Déçu, je me suis rendu à la petite maison, la porte extérieure était ouverte ce qui nous a épargné de déployer davantage d’efforts pour ouvrir la serrure qui avait subi parait-il tous les sévices des phénomènes atmosphériques. Une fois à l’intérieur, nous étions dans un minuscule « patio» qui s’ouvre sur une petite salle de bain, un amas de bois mort occupait la moitié de l’espace et deux portes cette fois fermées avec des serrures. On a dû attendre plusieurs minutes tandis que le cantinier essayait ses clés de différentes formes et tailles suspendues dans un vieil anneau de cuivre. Finalement, on pouvait contempler l’intérieur : une vraie déception, les murs dégradés, une cheminée délabrée, on pouvait lire sur les murs tagués de toutes sortes de dictons, de proverbes et même quelques dessins obscènes et des insultes sûrement écrites par quelqu’un à l’aide de la suie de la cheminée.

Notre ami nous fit la révélation que la demeure est inhabitée depuis plusieurs années, les instituteurs préféraient partager une salle de classe moyennement en bon état pour dormir et manger. La maison servait pour le débarras. Le bon état de la toiture, des fenêtres et des portes m’avait poussé à penser la rénover et l’entretenir pour y habiter.

La journée touchait à sa fin lorsque nous avions quitté notre guide que nous avions convaincu difficilement de partir pour nous rendre chez la famille de mon ami qui nous attendait. Nous étions arrivés la nuit tombée, après avoir longé le fleuve pendant deux heures. L’accueil était chaleureux et convivial. Après le dîner, j’avais dormi les points fermés, meurtris par la fatigue et l’épuisement. Le lendemain matin après un bon petit déjeuner, deux mulets nous ont transportés quelques Kilomètres en aval pour prendre un camion qui nous a ramenés à son tour jusqu'un petit hameau sur la route principale. Le trajet était long et pénible car la route était impraticable.
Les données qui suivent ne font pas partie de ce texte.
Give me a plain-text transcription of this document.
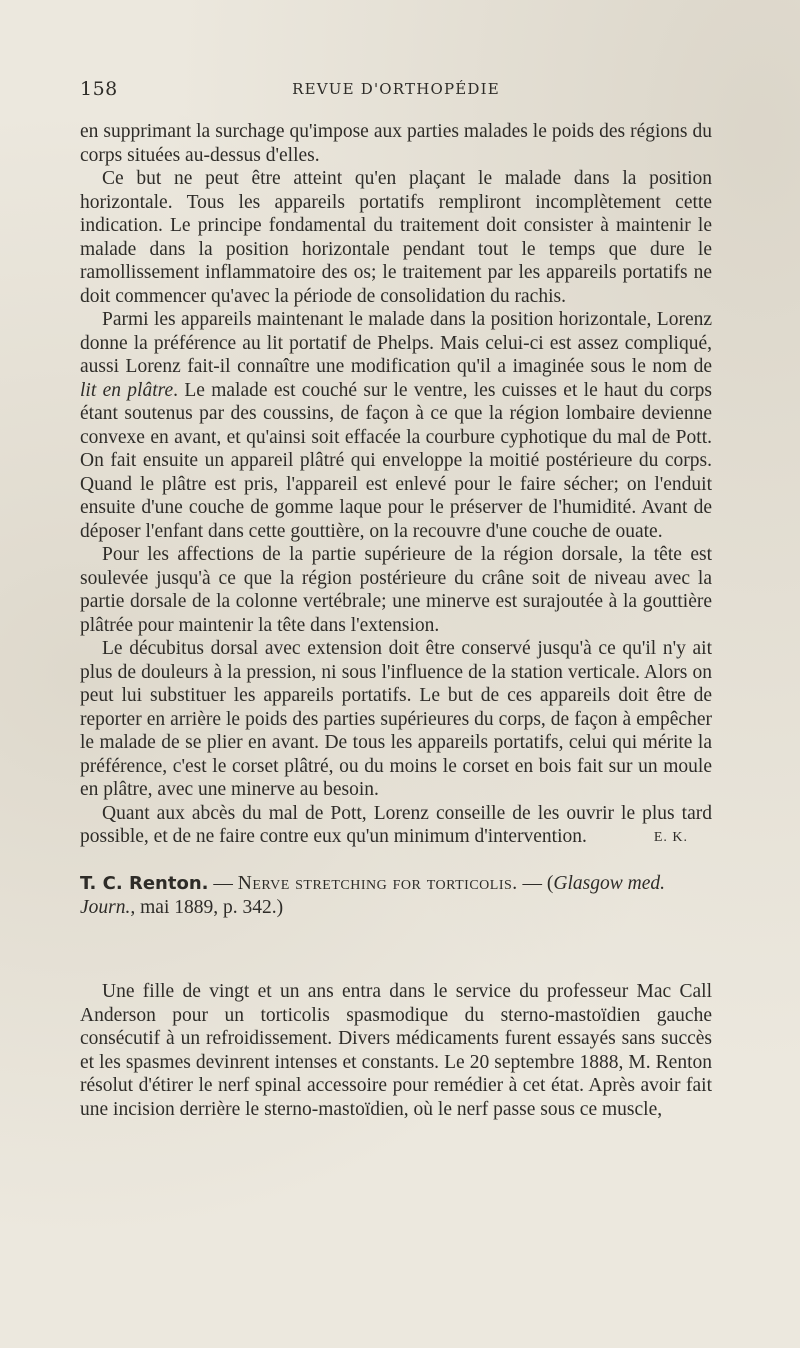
158	REVUE D'ORTHOPÉDIE

en supprimant la surchage qu'impose aux parties malades le poids des régions du corps situées au-dessus d'elles.

Ce but ne peut être atteint qu'en plaçant le malade dans la position horizontale. Tous les appareils portatifs rempliront incomplètement cette indication. Le principe fondamental du traitement doit consister à maintenir le malade dans la position horizontale pendant tout le temps que dure le ramollissement inflammatoire des os; le traitement par les appareils portatifs ne doit commencer qu'avec la période de consolidation du rachis.

Parmi les appareils maintenant le malade dans la position horizontale, Lorenz donne la préférence au lit portatif de Phelps. Mais celui-ci est assez compliqué, aussi Lorenz fait-il connaître une modification qu'il a imaginée sous le nom de lit en plâtre. Le malade est couché sur le ventre, les cuisses et le haut du corps étant soutenus par des coussins, de façon à ce que la région lombaire devienne convexe en avant, et qu'ainsi soit effacée la courbure cyphotique du mal de Pott. On fait ensuite un appareil plâtré qui enveloppe la moitié postérieure du corps. Quand le plâtre est pris, l'appareil est enlevé pour le faire sécher; on l'enduit ensuite d'une couche de gomme laque pour le préserver de l'humidité. Avant de déposer l'enfant dans cette gouttière, on la recouvre d'une couche de ouate.

Pour les affections de la partie supérieure de la région dorsale, la tête est soulevée jusqu'à ce que la région postérieure du crâne soit de niveau avec la partie dorsale de la colonne vertébrale; une minerve est surajoutée à la gouttière plâtrée pour maintenir la tête dans l'extension.

Le décubitus dorsal avec extension doit être conservé jusqu'à ce qu'il n'y ait plus de douleurs à la pression, ni sous l'influence de la station verticale. Alors on peut lui substituer les appareils portatifs. Le but de ces appareils doit être de reporter en arrière le poids des parties supérieures du corps, de façon à empêcher le malade de se plier en avant. De tous les appareils portatifs, celui qui mérite la préférence, c'est le corset plâtré, ou du moins le corset en bois fait sur un moule en plâtre, avec une minerve au besoin.

Quant aux abcès du mal de Pott, Lorenz conseille de les ouvrir le plus tard possible, et de ne faire contre eux qu'un minimum d'intervention.	E. K.
T. C. Renton. — Nerve stretching for torticolis. — (Glasgow med. Journ., mai 1889, p. 342.)

Une fille de vingt et un ans entra dans le service du professeur Mac Call Anderson pour un torticolis spasmodique du sterno-mastoïdien gauche consécutif à un refroidissement. Divers médicaments furent essayés sans succès et les spasmes devinrent intenses et constants. Le 20 septembre 1888, M. Renton résolut d'étirer le nerf spinal accessoire pour remédier à cet état. Après avoir fait une incision derrière le sterno-mastoïdien, où le nerf passe sous ce muscle,
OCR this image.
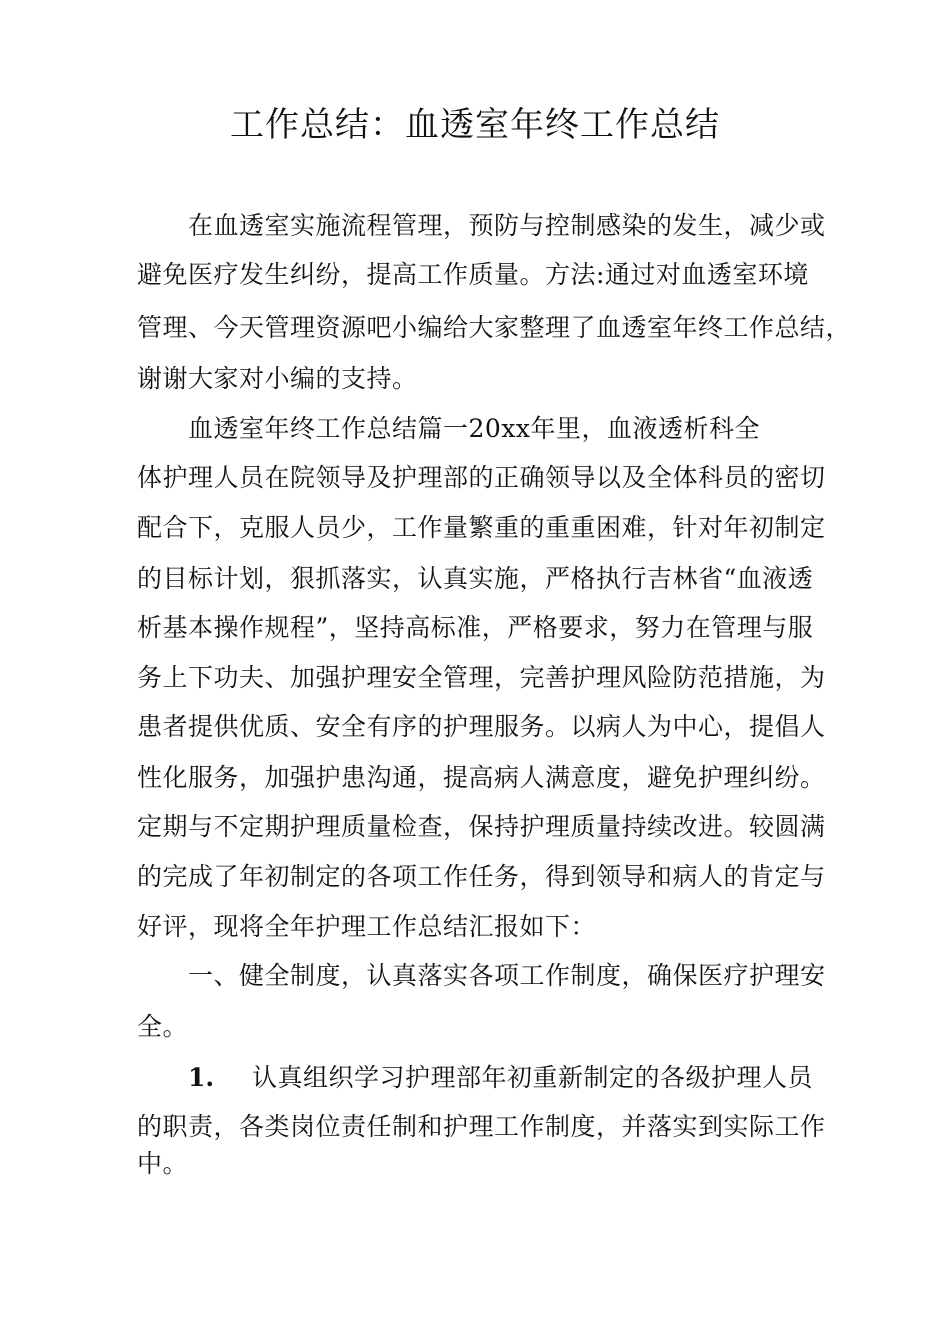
工作总结：血透室年终工作总结
在血透室实施流程管理，预防与控制感染的发生，减少或
避免医疗发生纠纷，提高工作质量。方法:通过对血透室环境
管理、今天管理资源吧小编给大家整理了血透室年终工作总结，
谢谢大家对小编的支持。
血透室年终工作总结篇一20xx年里，血液透析科全
体护理人员在院领导及护理部的正确领导以及全体科员的密切
配合下，克服人员少，工作量繁重的重重困难，针对年初制定
的目标计划，狠抓落实，认真实施，严格执行吉林省“血液透
析基本操作规程”，坚持高标准，严格要求，努力在管理与服
务上下功夫、加强护理安全管理，完善护理风险防范措施，为
患者提供优质、安全有序的护理服务。以病人为中心，提倡人
性化服务，加强护患沟通，提高病人满意度，避免护理纠纷。
定期与不定期护理质量检查，保持护理质量持续改进。较圆满
的完成了年初制定的各项工作任务，得到领导和病人的肯定与
好评，现将全年护理工作总结汇报如下：
一、健全制度，认真落实各项工作制度，确保医疗护理安
全。
1. 认真组织学习护理部年初重新制定的各级护理人员
的职责，各类岗位责任制和护理工作制度，并落实到实际工作
中。
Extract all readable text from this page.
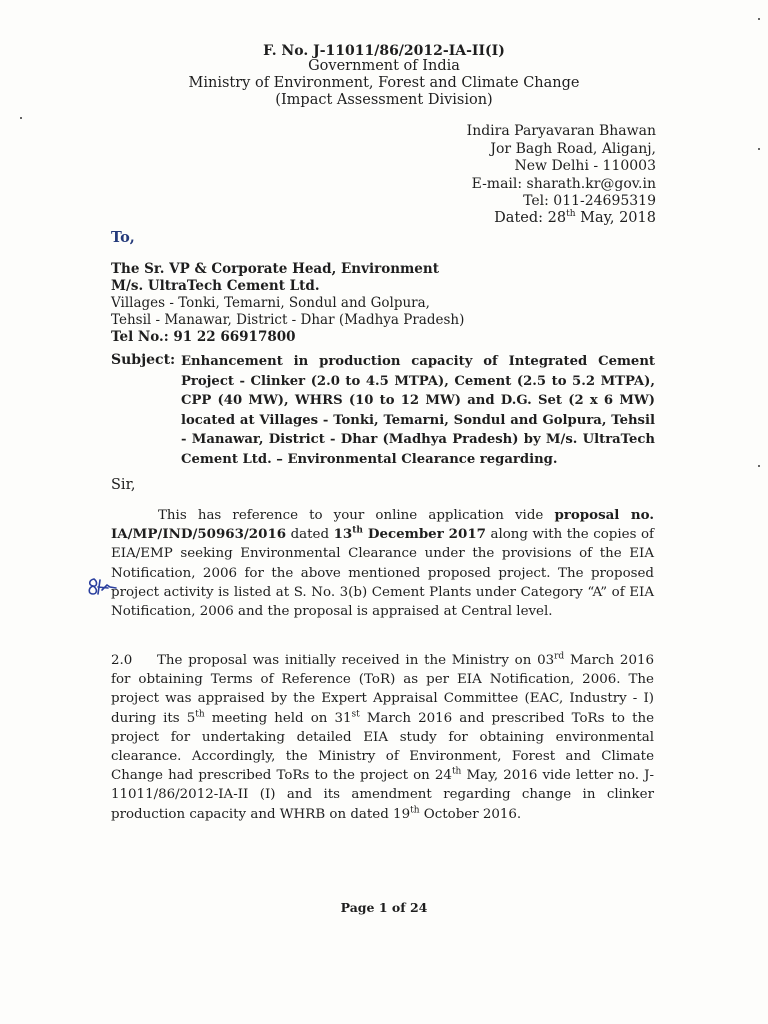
F. No. J-11011/86/2012-IA-II(I)
Government of India
Ministry of Environment, Forest and Climate Change
(Impact Assessment Division)
Indira Paryavaran Bhawan
Jor Bagh Road, Aliganj,
New Delhi - 110003
E-mail: sharath.kr@gov.in
Tel: 011-24695319
Dated: 28th May, 2018
To,
The Sr. VP & Corporate Head, Environment
M/s. UltraTech Cement Ltd.
Villages - Tonki, Temarni, Sondul and Golpura,
Tehsil - Manawar, District - Dhar (Madhya Pradesh)
Tel No.: 91 22 66917800
Subject: Enhancement in production capacity of Integrated Cement Project - Clinker (2.0 to 4.5 MTPA), Cement (2.5 to 5.2 MTPA), CPP (40 MW), WHRS (10 to 12 MW) and D.G. Set (2 x 6 MW) located at Villages - Tonki, Temarni, Sondul and Golpura, Tehsil - Manawar, District - Dhar (Madhya Pradesh) by M/s. UltraTech Cement Ltd. – Environmental Clearance regarding.
Sir,
This has reference to your online application vide proposal no. IA/MP/IND/50963/2016 dated 13th December 2017 along with the copies of EIA/EMP seeking Environmental Clearance under the provisions of the EIA Notification, 2006 for the above mentioned proposed project. The proposed project activity is listed at S. No. 3(b) Cement Plants under Category “A” of EIA Notification, 2006 and the proposal is appraised at Central level.
2.0 The proposal was initially received in the Ministry on 03rd March 2016 for obtaining Terms of Reference (ToR) as per EIA Notification, 2006. The project was appraised by the Expert Appraisal Committee (EAC, Industry - I) during its 5th meeting held on 31st March 2016 and prescribed ToRs to the project for undertaking detailed EIA study for obtaining environmental clearance. Accordingly, the Ministry of Environment, Forest and Climate Change had prescribed ToRs to the project on 24th May, 2016 vide letter no. J-11011/86/2012-IA-II (I) and its amendment regarding change in clinker production capacity and WHRB on dated 19th October 2016.
Page 1 of 24
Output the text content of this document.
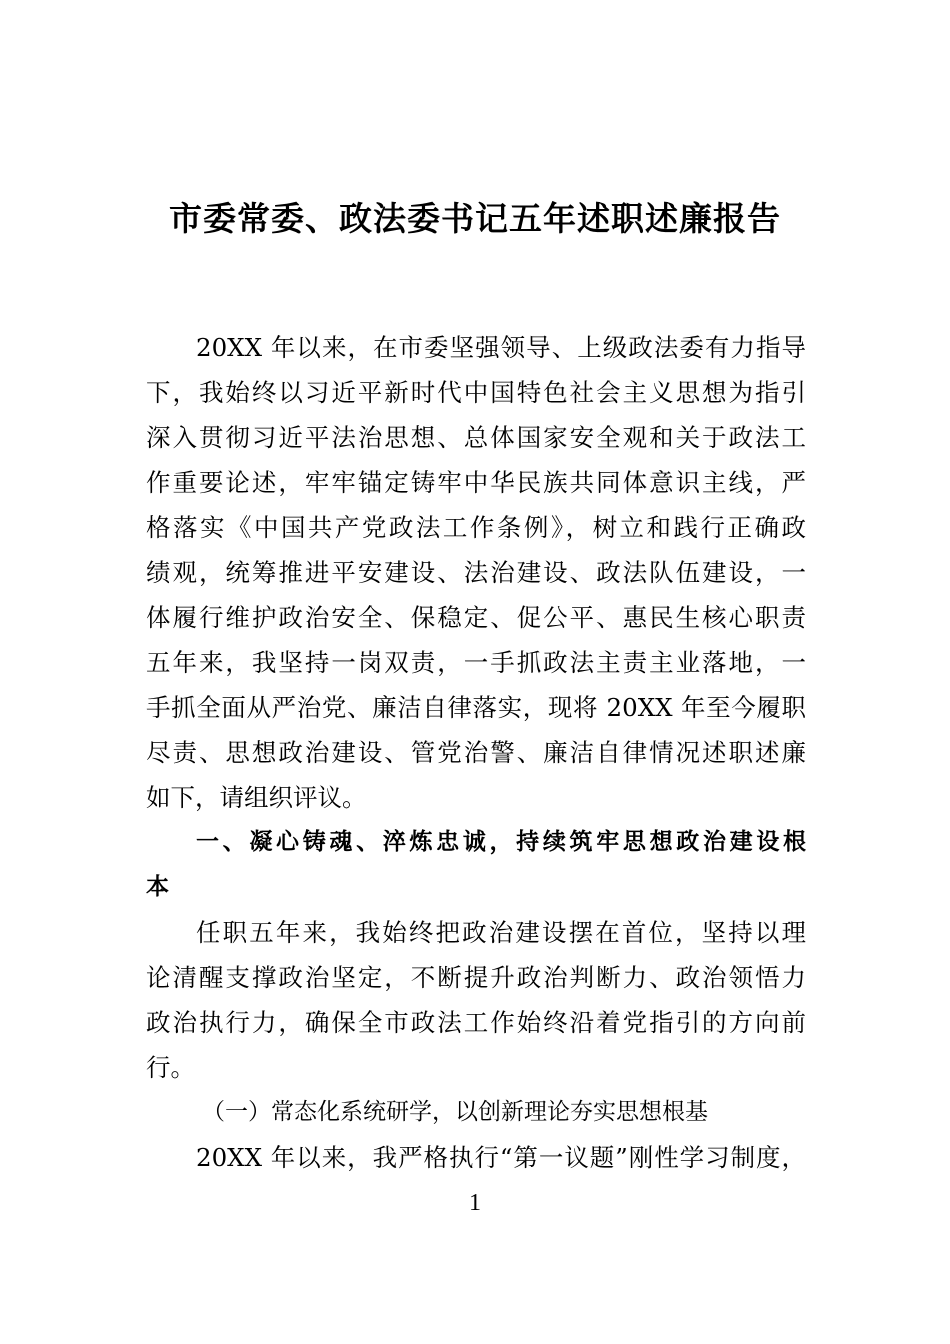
市委常委、政法委书记五年述职述廉报告
20XX 年以来，在市委坚强领导、上级政法委有力指导
下，我始终以习近平新时代中国特色社会主义思想为指引
深入贯彻习近平法治思想、总体国家安全观和关于政法工
作重要论述，牢牢锚定铸牢中华民族共同体意识主线，严
格落实《中国共产党政法工作条例》，树立和践行正确政
绩观，统筹推进平安建设、法治建设、政法队伍建设，一
体履行维护政治安全、保稳定、促公平、惠民生核心职责
五年来，我坚持一岗双责，一手抓政法主责主业落地，一
手抓全面从严治党、廉洁自律落实，现将 20XX 年至今履职
尽责、思想政治建设、管党治警、廉洁自律情况述职述廉
如下，请组织评议。
一、凝心铸魂、淬炼忠诚，持续筑牢思想政治建设根
本
任职五年来，我始终把政治建设摆在首位，坚持以理
论清醒支撑政治坚定，不断提升政治判断力、政治领悟力
政治执行力，确保全市政法工作始终沿着党指引的方向前
行。
（一）常态化系统研学，以创新理论夯实思想根基
20XX 年以来，我严格执行“第一议题”刚性学习制度，
1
Chroniques d'un jeune enseignant novice suite : 5

Le jour du départ, le véhicule ne pouvait pas tout prendre, j’avais beaucoup d’affaires. Un voisin s’est chargé de me transporter jusqu’à ma destination, avec son pick-up neuf. Il régnait une atmosphère lugubre sur la maison, les adieux avaient été plus lents que prévu, j’étais le chouchou de la famille. Ma mère m’avait serré contre elle, frémissante ; elle m’avait embrassé la tête et le front à plusieurs reprises ; j’avais senti ses larmes chaudes mouiller mes cheveux tout en murmurant des mots de bénédiction à mes oreilles.

Ma vieille grand-mère âgée d’une centaine d’années avait pris son courage à quatre mains, aidée par sa canne, était venue elle aussi me faire ses adieux avec une voix vibrante, je me souviens jusqu’à aujourd’hui de ses mots : « Adieu mon fils, Dieu te bénisse, peut être que nous nous reverrions plus jamais ». Il est vrai qu’elle était vielle et malade mais elle avait vécu douze années de plus, battant le record familial de longévité et laissant une progéniture d’une centaine de petits fils. A son chevet, je me souviens, j’avais partagé les derniers instants de sa longue vie. Je lui ai fait les derniers adieux en embrassant son front glacé, refroidi. Malgré qu’on lui ait enlevé ses deux prothèses dentaires, un sourire discret se dessinait sur son visage, comme si elle était satisfaite de la mission qu’elle venait d’accomplir. C’étaient des moments pleins d’émotions. Mon grand père, lui, était mort vingt quatre ans plus tôt, chez lui, à la campagne ; Il n'y avait pas de place dans la voiture qui devait transporter ma famille assister à ses obsèques. Alors, j’avais fait les dix-huit bornes à pieds, rien que pour le voir une dernière fois, mais j’étais arrivé trop tard il était déjà enseveli, inerte allongé au milieu des oliviers à côté du puits duquel il avait l’habitude de puiser l’eau pour arroser son potager.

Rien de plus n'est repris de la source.